Mr Stevens said by then the RBA expected some other sectors that had been weak of late, like residential and non-residential construction, might start to pick up.
“Overall, growth is forecast still to be close to trend, albeit with a different composition from that seen in the past year or two, and inflation consistent with the target,” he said.
The central bank cut the official cash rate by 75 basis points in May and June, following on from two reductions in late 2011.
Mr Stevens said the RBA had “judged this to remain the appropriate stance”.
He said despite concerns over cost of living pressures, price pressures on households had eased.
“There are plenty of prices falling,” he said.
He said Australians seemed to be overly pessimistic about future economic prospects.
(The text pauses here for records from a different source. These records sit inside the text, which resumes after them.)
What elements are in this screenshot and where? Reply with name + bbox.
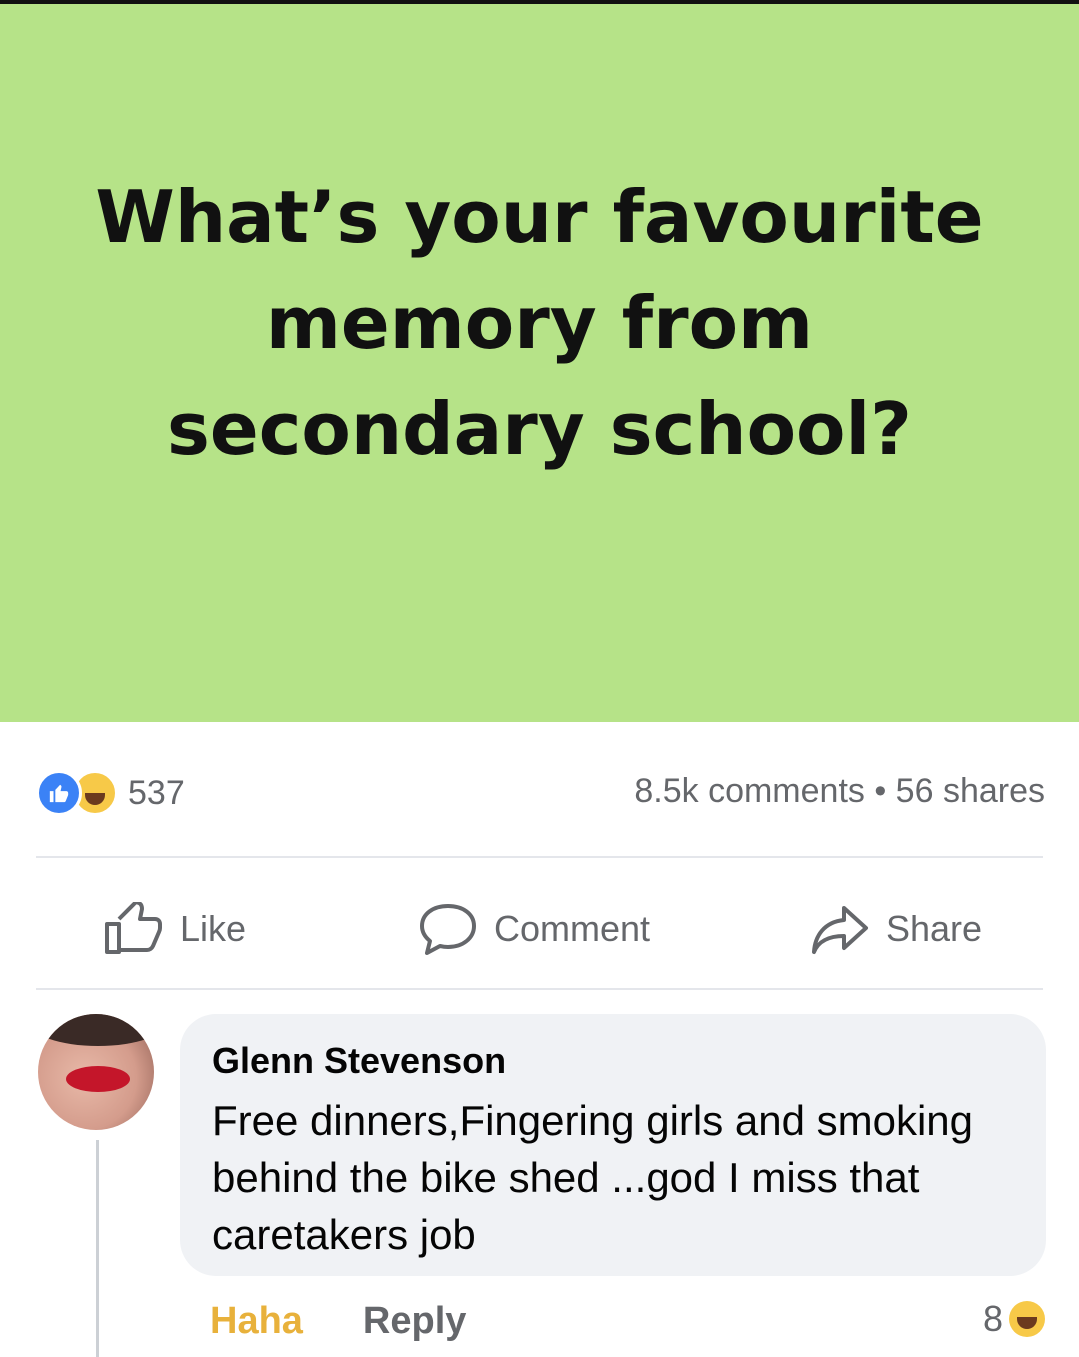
like-reaction-icon [36,770,82,816]
reaction-count: 537 [128,773,185,812]
comment-bubble: Glenn Stevenson Free dinners,Fingering g… [180,1014,1046,1276]
share-arrow-icon [812,906,868,954]
thread-line [96,1140,99,1357]
post-text: What’s your favourite memory from second… [95,175,984,471]
comment-author[interactable]: Glenn Stevenson [212,1040,506,1082]
comment-actions: Haha Reply [210,1300,466,1343]
share-label: Share [886,908,983,949]
speech-bubble-icon [420,904,476,955]
post-background: What’s your favourite memory from second… [0,4,1079,722]
thumbs-up-icon [105,902,162,954]
comment-label: Comment [494,908,651,949]
like-label: Like [180,908,247,949]
reply-button[interactable]: Reply [363,1300,466,1343]
comment-reaction-number: 8 [982,1298,1003,1339]
facebook-post: What’s your favourite memory from second… [0,0,1079,1357]
avatar[interactable] [38,1014,154,1130]
haha-icon [1009,1301,1045,1337]
comment-reaction-count[interactable]: 8 [983,1298,1045,1340]
haha-reaction-button[interactable]: Haha [210,1300,303,1343]
comment: Glenn Stevenson Free dinners,Fingering g… [0,990,1079,1357]
reactions-summary[interactable]: 537 [36,770,185,816]
share-button[interactable]: Share [810,902,982,956]
comment-button[interactable]: Comment [418,902,650,956]
like-button[interactable]: Like [104,902,246,956]
comment-text: Free dinners,Fingering girls and smoking… [212,1097,974,1258]
divider [36,856,1043,858]
post-actions: Like Comment Share [0,860,1079,988]
post-stats: 537 8.5k comments • 56 shares [0,722,1079,857]
comments-shares-count[interactable]: 8.5k comments • 56 shares [634,772,1045,811]
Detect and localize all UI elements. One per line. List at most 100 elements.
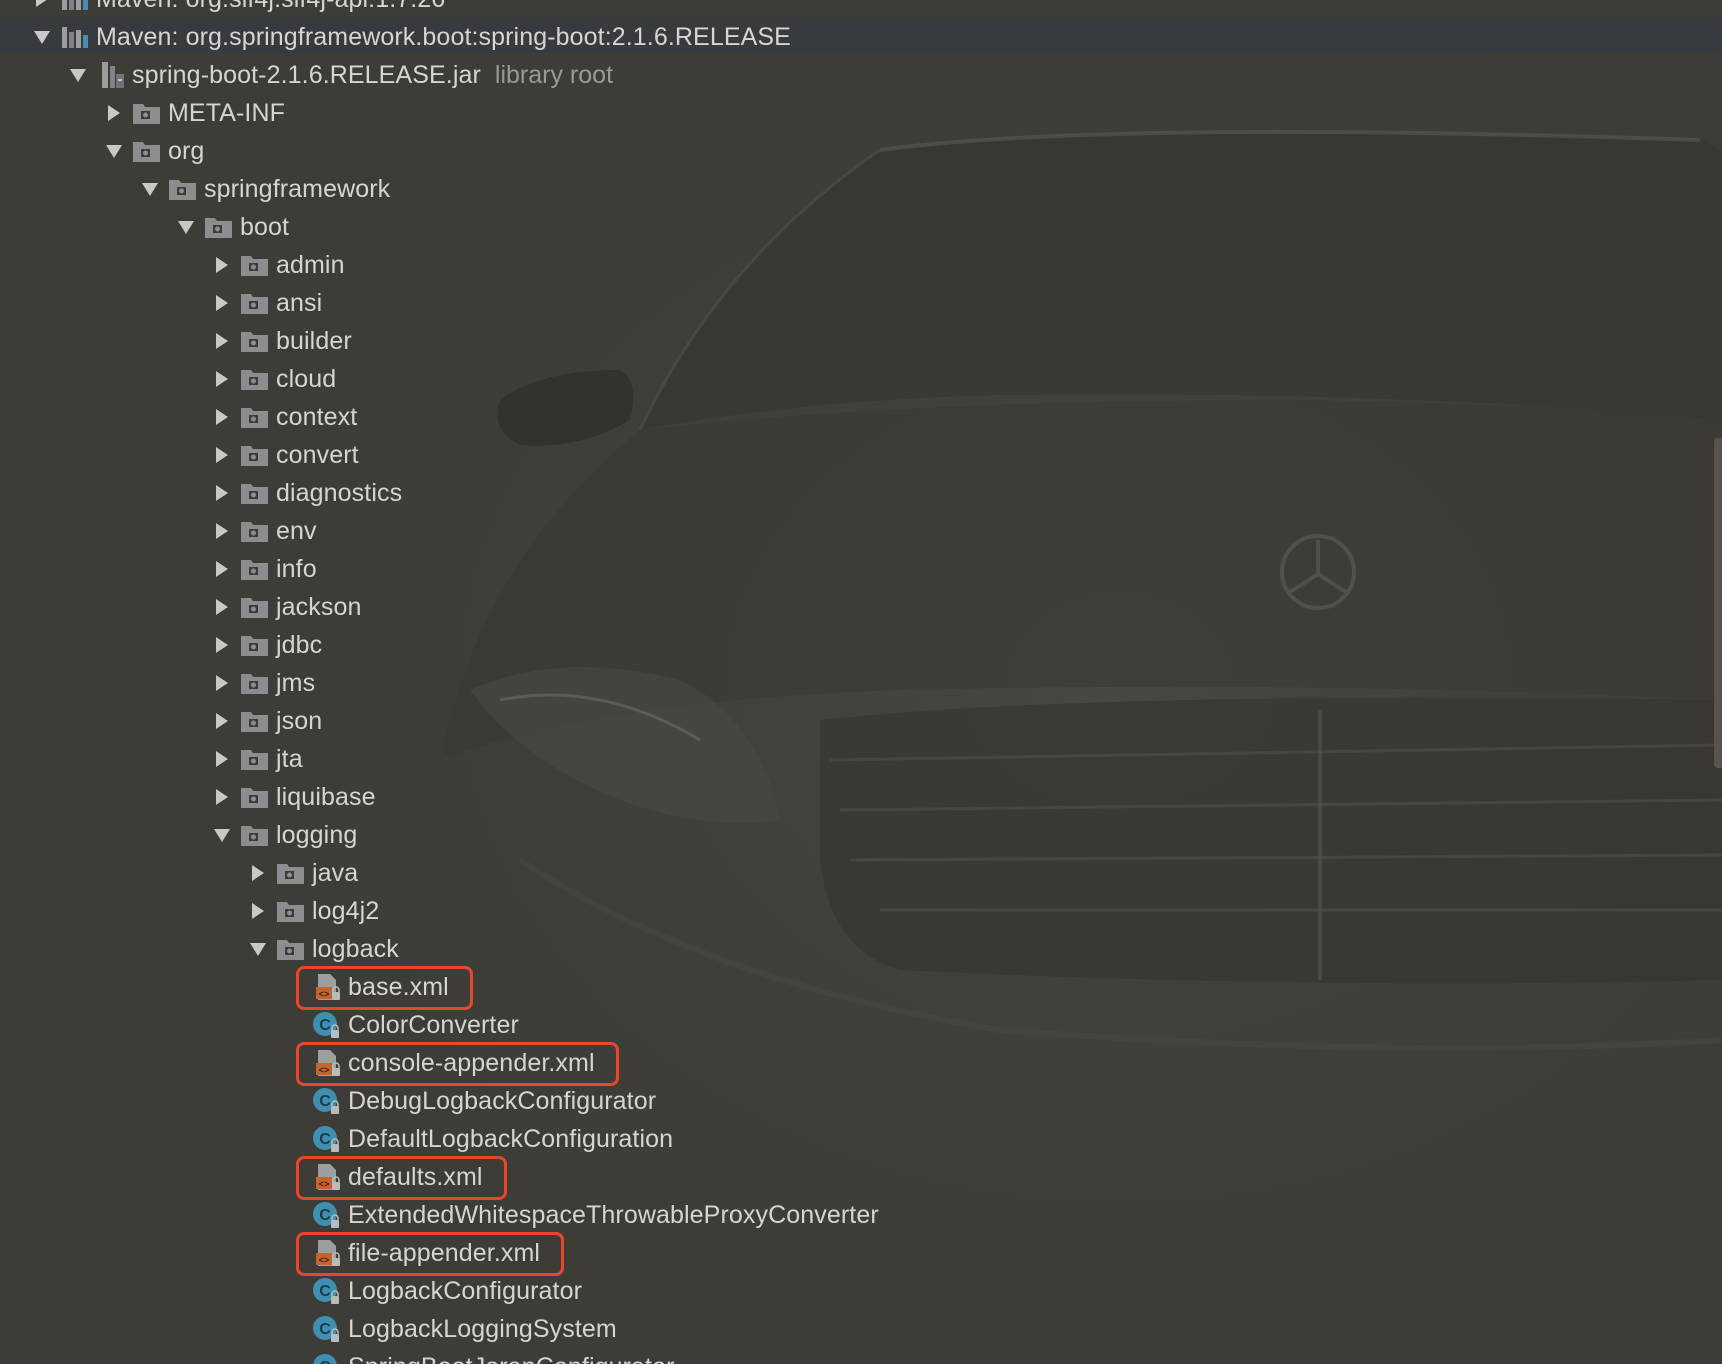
- tree-node-console-appender-xml[interactable]: <> console-appender.xml: [0, 1044, 1722, 1082]
- tree-node-maven-org-slf4j-slf4j-api-1-7-26[interactable]: Maven: org.slf4j:slf4j-api:1.7.26: [0, 0, 1722, 18]
- package-icon: [240, 246, 272, 284]
- package-icon: [240, 626, 272, 664]
- collapse-arrow-right-icon[interactable]: [204, 626, 240, 664]
- tree-node-extendedwhitespacethrowableproxyconverter[interactable]: C ExtendedWhitespaceThrowableProxyConvert…: [0, 1196, 1722, 1234]
- collapse-arrow-right-icon[interactable]: [204, 360, 240, 398]
- svg-text:C: C: [319, 1131, 331, 1148]
- collapse-arrow-right-icon[interactable]: [204, 512, 240, 550]
- tree-node-meta-inf[interactable]: META-INF: [0, 94, 1722, 132]
- tree-node-springbootjoranconfigurator[interactable]: C SpringBootJoranConfigurator: [0, 1348, 1722, 1364]
- tree-node-label: admin: [276, 251, 345, 279]
- tree-node-context[interactable]: context: [0, 398, 1722, 436]
- collapse-arrow-right-icon[interactable]: [204, 284, 240, 322]
- tree-node-maven-org-springframework-boot-spring-boot-2-1-6-release[interactable]: Maven: org.springframework.boot:spring-b…: [0, 18, 1722, 56]
- svg-text:<>: <>: [319, 1256, 330, 1266]
- tree-node-env[interactable]: env: [0, 512, 1722, 550]
- expand-arrow-down-icon[interactable]: [204, 816, 240, 854]
- tree-node-convert[interactable]: convert: [0, 436, 1722, 474]
- tree-node-liquibase[interactable]: liquibase: [0, 778, 1722, 816]
- tree-node-label: json: [276, 707, 323, 735]
- collapse-arrow-right-icon[interactable]: [204, 740, 240, 778]
- tree-node-label: LogbackLoggingSystem: [348, 1315, 617, 1343]
- collapse-arrow-right-icon[interactable]: [24, 0, 60, 18]
- tree-node-boot[interactable]: boot: [0, 208, 1722, 246]
- collapse-arrow-right-icon[interactable]: [204, 322, 240, 360]
- tree-node-jdbc[interactable]: jdbc: [0, 626, 1722, 664]
- tree-node-jackson[interactable]: jackson: [0, 588, 1722, 626]
- tree-node-cloud[interactable]: cloud: [0, 360, 1722, 398]
- expand-arrow-down-icon[interactable]: [240, 930, 276, 968]
- tree-node-defaultlogbackconfiguration[interactable]: C DefaultLogbackConfiguration: [0, 1120, 1722, 1158]
- package-icon: [276, 892, 308, 930]
- tree-node-jms[interactable]: jms: [0, 664, 1722, 702]
- tree-node-logback[interactable]: logback: [0, 930, 1722, 968]
- tree-node-springframework[interactable]: springframework: [0, 170, 1722, 208]
- tree-node-label: defaults.xml: [348, 1163, 483, 1191]
- tree-node-label: info: [276, 555, 317, 583]
- library-icon: [60, 0, 92, 18]
- tree-node-label: DefaultLogbackConfiguration: [348, 1125, 674, 1153]
- tree-node-logbackloggingsystem[interactable]: C LogbackLoggingSystem: [0, 1310, 1722, 1348]
- tree-node-info[interactable]: info: [0, 550, 1722, 588]
- tree-node-spring-boot-2-1-6-release-jar[interactable]: spring-boot-2.1.6.RELEASE.jar library roo…: [0, 56, 1722, 94]
- tree-node-label: java: [312, 859, 359, 887]
- class-icon: C: [312, 1348, 344, 1364]
- tree-node-logging[interactable]: logging: [0, 816, 1722, 854]
- package-icon: [240, 284, 272, 322]
- tree-node-java[interactable]: java: [0, 854, 1722, 892]
- tree-node-builder[interactable]: builder: [0, 322, 1722, 360]
- expand-arrow-down-icon[interactable]: [96, 132, 132, 170]
- collapse-arrow-right-icon[interactable]: [204, 588, 240, 626]
- collapse-arrow-right-icon[interactable]: [240, 892, 276, 930]
- collapse-arrow-right-icon[interactable]: [240, 854, 276, 892]
- collapse-arrow-right-icon[interactable]: [204, 702, 240, 740]
- tree-node-colorconverter[interactable]: C ColorConverter: [0, 1006, 1722, 1044]
- tree-node-jta[interactable]: jta: [0, 740, 1722, 778]
- tree-node-logbackconfigurator[interactable]: C LogbackConfigurator: [0, 1272, 1722, 1310]
- tree-node-defaults-xml[interactable]: <> defaults.xml: [0, 1158, 1722, 1196]
- collapse-arrow-right-icon[interactable]: [204, 664, 240, 702]
- package-icon: [240, 512, 272, 550]
- package-icon: [240, 702, 272, 740]
- collapse-arrow-right-icon[interactable]: [204, 436, 240, 474]
- package-icon: [240, 664, 272, 702]
- collapse-arrow-right-icon[interactable]: [204, 474, 240, 512]
- tree-node-base-xml[interactable]: <> base.xml: [0, 968, 1722, 1006]
- package-icon: [240, 740, 272, 778]
- tree-node-admin[interactable]: admin: [0, 246, 1722, 284]
- svg-text:C: C: [319, 1359, 331, 1364]
- collapse-arrow-right-icon[interactable]: [204, 246, 240, 284]
- vertical-scrollbar[interactable]: [1714, 438, 1722, 768]
- tree-node-label: jta: [276, 745, 303, 773]
- tree-node-file-appender-xml[interactable]: <> file-appender.xml: [0, 1234, 1722, 1272]
- collapse-arrow-right-icon[interactable]: [204, 398, 240, 436]
- tree-node-log4j2[interactable]: log4j2: [0, 892, 1722, 930]
- tree-node-json[interactable]: json: [0, 702, 1722, 740]
- class-icon: C: [312, 1272, 344, 1310]
- tree-node-label: META-INF: [168, 99, 285, 127]
- collapse-arrow-right-icon[interactable]: [204, 550, 240, 588]
- tree-node-label: jackson: [276, 593, 362, 621]
- collapse-arrow-right-icon[interactable]: [204, 778, 240, 816]
- expand-arrow-down-icon[interactable]: [24, 18, 60, 56]
- tree-node-diagnostics[interactable]: diagnostics: [0, 474, 1722, 512]
- package-icon: [240, 398, 272, 436]
- tree-node-debuglogbackconfigurator[interactable]: C DebugLogbackConfigurator: [0, 1082, 1722, 1120]
- tree-node-hint: library root: [494, 61, 614, 89]
- tree-node-org[interactable]: org: [0, 132, 1722, 170]
- tree-node-label: Maven: org.springframework.boot:spring-b…: [96, 23, 791, 51]
- tree-node-label: jdbc: [276, 631, 323, 659]
- svg-text:<>: <>: [319, 990, 330, 1000]
- tree-node-label: ExtendedWhitespaceThrowableProxyConverte…: [348, 1201, 879, 1229]
- expand-arrow-down-icon[interactable]: [132, 170, 168, 208]
- class-icon: C: [312, 1196, 344, 1234]
- library-icon: [60, 18, 92, 56]
- tree-node-label: console-appender.xml: [348, 1049, 595, 1077]
- tree-node-label: logback: [312, 935, 399, 963]
- class-icon: C: [312, 1006, 344, 1044]
- tree-node-ansi[interactable]: ansi: [0, 284, 1722, 322]
- expand-arrow-down-icon[interactable]: [60, 56, 96, 94]
- tree-node-label: file-appender.xml: [348, 1239, 541, 1267]
- expand-arrow-down-icon[interactable]: [168, 208, 204, 246]
- collapse-arrow-right-icon[interactable]: [96, 94, 132, 132]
“I have begun to wonder if we worry about the Greek economy more than the Greeks do,” Mr Stevens said.
Mr Stevens there were “risks and uncertainties” in relation to the bank\'s outlook, and global uncertainty meant the degree of confidence that could be attached to forecasts was “unavoidably reduced”.
He said the bank remained prepared to respond to any significant deviations from the outlook while fostering sustainable growth and inflation at 2-3 per cent over time.
Addressing the Securency scandal involving claims of bribery by an RBA-linked entity, Mr Stevens said there had been no “cover-up” by the RBA or by Note Printing Australia, and fresh doc-uments would be released soon.